简体繁体 English

顺序学习以进行语言翻译，看不见的单词怎么办

[英]sequence to sequence learning for language translation, what about unseen words

原文 2017-10-26 19:44:48 3 1 machine-learning/ tensorflow/ nlp/ recurrent-neural-network/ pytorch

sequence to sequence learning is a powerful mechanism for language translation, especially using it locally in a context specific case. 序列到序列学习是一种强大的语言翻译机制，尤其是在特定情况下在本地使用它。

I am following this pytorch tutorial for the task. 我正在按照这个pytorch教程完成任务。

However, the tutorial did not split the data into training and testing. 但是，本教程并未将数据分为训练和测试。 You might think its not a big deal, just split it up, use one chunk for training and the other for testing. 您可能会认为这没什么大不了的，只是将其拆分，使用一块进行训练，另一块进行测试。 But it is not that simple. 但这不是那么简单。

Essentially, the tutorial creates the indices of the seen words while leading the dataset. 本质上，本教程在引导数据集时会创建可见单词的索引。 The indices are simply stored in the dictionary. 索引仅存储在字典中。 This is before going to the encoder RNN, just a simple conversion kind of task from words to the numbers. 这是去编码器RNN之前的工作，它只是一种简单的转换任务，即从单词到数字。

If data is split up at random, what happens is, one of the keyword may not appear in the sentences from the training set, and so may not have an index at all. 如果将数据随机拆分，则会发生的情况是，其中一个关键字可能不会出现在训练集中的句子中，因此可能根本没有索引。 If it shows up at the time of testing, what should be done? 如果在测试时显示出来，该怎么办？
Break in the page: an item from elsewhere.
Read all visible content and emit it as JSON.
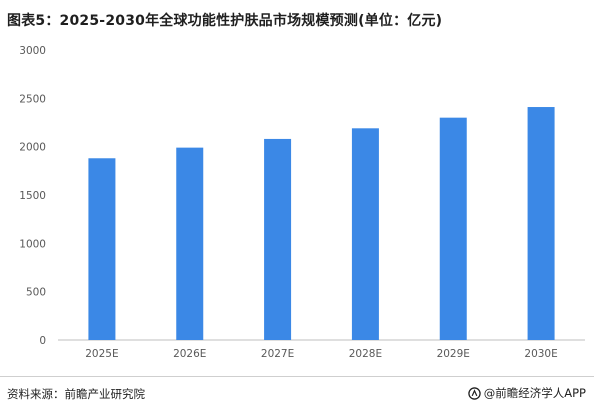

Extend the dictionary? 扩展字典？

1 个解决方案

Sequence to sequence models performance strongly depend on count of unique words in vocabulary. 序列到序列模型的性能很大程度上取决于词汇表中唯一词的数量。 Each unique word has to be encountered a number of times in training set, such that model can learn it correct usage. 每个唯一的单词都必须在训练集中遇到多次，以便模型可以学习它的正确用法。 Words that appears few times cannot be used by the model, as model can't learn enough information about such words. 出现几次的单词无法被模型使用，因为模型无法学习有关此类单词的足够信息。 In practice, the size of the dictionary is usually reduced, replacing the rare words with a special "UNK" token. 实际上，通常会减小字典的大小，用特殊的“ UNK”令牌代替稀有单词。 Therefore, if a new word occurs during testing, it can be assumed that it is rare (since it never appears in the training set) and replace it with "UNK". 因此，如果在测试过程中出现一个新单词，则可以假设该单词很少（因为它从未出现在训练集中），并用“ UNK”代替。